For Beginners: Model metadata provides information about the model itself, rather than the predictions it makes. This includes details about how the model is configured (like how many components it uses) and information about the importance of different features. This can help you understand which input variables are most influential in making predictions.

GetModelType()

Gets the type of the model.

protected override ModelType GetModelType()

Returns

ModelType

The model type identifier for principal component regression.

Remarks

This method is used for model identification and serialization purposes.

For Beginners: This method simply returns an identifier that indicates this is a principal component regression model. It's used internally by the library to keep track of different types of models.

Predict(Matrix<T>)

Makes predictions for the given input data.

public override Vector<T> Predict(Matrix<T> input)

Parameters

input Matrix<T>

The input features matrix where each row is an example and each column is a feature.

Returns

Vector<T>

A vector of predicted values for each input example.

Remarks

This method scales the input data using the means and standard deviations from the training data, applies the regression coefficients, and adjusts the predictions back to the original scale.

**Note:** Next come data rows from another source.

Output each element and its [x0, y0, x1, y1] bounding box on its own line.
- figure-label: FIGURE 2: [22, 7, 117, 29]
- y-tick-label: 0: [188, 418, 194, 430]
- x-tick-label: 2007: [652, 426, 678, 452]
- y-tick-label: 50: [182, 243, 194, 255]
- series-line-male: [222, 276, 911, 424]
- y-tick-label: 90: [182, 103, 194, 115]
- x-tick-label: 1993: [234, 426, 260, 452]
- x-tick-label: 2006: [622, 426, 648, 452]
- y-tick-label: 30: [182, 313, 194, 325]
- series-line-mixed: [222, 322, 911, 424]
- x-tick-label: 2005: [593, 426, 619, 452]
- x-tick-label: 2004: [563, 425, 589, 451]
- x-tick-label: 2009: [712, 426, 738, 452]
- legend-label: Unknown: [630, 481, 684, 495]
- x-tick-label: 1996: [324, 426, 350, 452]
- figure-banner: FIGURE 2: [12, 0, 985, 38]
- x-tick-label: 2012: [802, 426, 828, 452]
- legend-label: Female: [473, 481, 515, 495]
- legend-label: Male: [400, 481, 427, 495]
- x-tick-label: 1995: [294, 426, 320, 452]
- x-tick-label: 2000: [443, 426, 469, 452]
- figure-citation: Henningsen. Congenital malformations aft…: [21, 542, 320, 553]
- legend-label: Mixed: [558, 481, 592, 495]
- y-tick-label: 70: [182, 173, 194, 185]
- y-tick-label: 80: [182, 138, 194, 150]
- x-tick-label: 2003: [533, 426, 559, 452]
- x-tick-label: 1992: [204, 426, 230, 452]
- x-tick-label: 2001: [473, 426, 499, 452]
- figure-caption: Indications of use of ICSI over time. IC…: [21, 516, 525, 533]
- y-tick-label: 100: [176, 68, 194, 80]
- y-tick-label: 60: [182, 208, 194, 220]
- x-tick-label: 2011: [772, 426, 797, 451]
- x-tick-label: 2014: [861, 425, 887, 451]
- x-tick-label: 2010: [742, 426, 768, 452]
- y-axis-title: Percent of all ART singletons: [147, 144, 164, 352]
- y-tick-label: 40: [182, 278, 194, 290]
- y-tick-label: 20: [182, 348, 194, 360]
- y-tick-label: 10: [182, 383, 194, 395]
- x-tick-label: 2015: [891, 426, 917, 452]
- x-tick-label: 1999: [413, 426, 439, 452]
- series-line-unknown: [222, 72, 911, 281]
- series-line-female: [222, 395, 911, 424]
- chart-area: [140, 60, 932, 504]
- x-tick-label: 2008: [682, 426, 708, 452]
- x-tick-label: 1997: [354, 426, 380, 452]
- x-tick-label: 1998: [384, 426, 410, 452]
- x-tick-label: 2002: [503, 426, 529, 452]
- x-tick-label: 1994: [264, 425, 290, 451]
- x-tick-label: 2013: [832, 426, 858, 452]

For Beginners: After training, this method is used to make predictions on new data. It first scales your input data the same way the training data was scaled, then applies the learned model to calculate the predicted values. Finally, it transforms the predictions back to the original scale of your target variable.

Serialize()

Serializes the model to a byte array.

public override byte[] Serialize()

Returns

byte[]

A byte array containing the serialized model data.

Remarks

This method serializes the model's parameters, including base class data and PCR-specific data such as options, principal components, means, and standard deviations.

For Beginners: Serialization converts the model's internal state into a format that can be saved to disk or transmitted over a network. This allows you to save a trained model and load it later without having to retrain it. Think of it like saving your progress in a video game.

Train(Matrix<T>, Vector<T>)

Trains the principal component regression model on the provided data.

public override void Train(Matrix<T> x, Vector<T> y)

Parameters

x Matrix<T>

The input features matrix where each row is a training example and each column is a feature.

y Vector<T>

The target values vector corresponding to each training example.

Remarks

This method performs the following steps: 1. Validates the input data 2. Centers and scales the data 3. Performs principal component analysis (PCA) on the predictor variables 4. Selects the appropriate number of principal components 5. Projects the data onto the selected principal components 6. Performs linear regression on the projected data 7. Transforms the coefficients back to the original space 8. Applies regularization to the coefficients 9. Adjusts for scaling and calculates the intercept

For Beginners: Training is the process where the model learns from your data. The PCR algorithm first centers and scales your data (makes all variables have similar ranges), then finds the most important patterns (principal components) in your input features. It selects a subset of these patterns based on your settings, and uses them to build a regression model. Finally, it converts the model back to work with your original variables.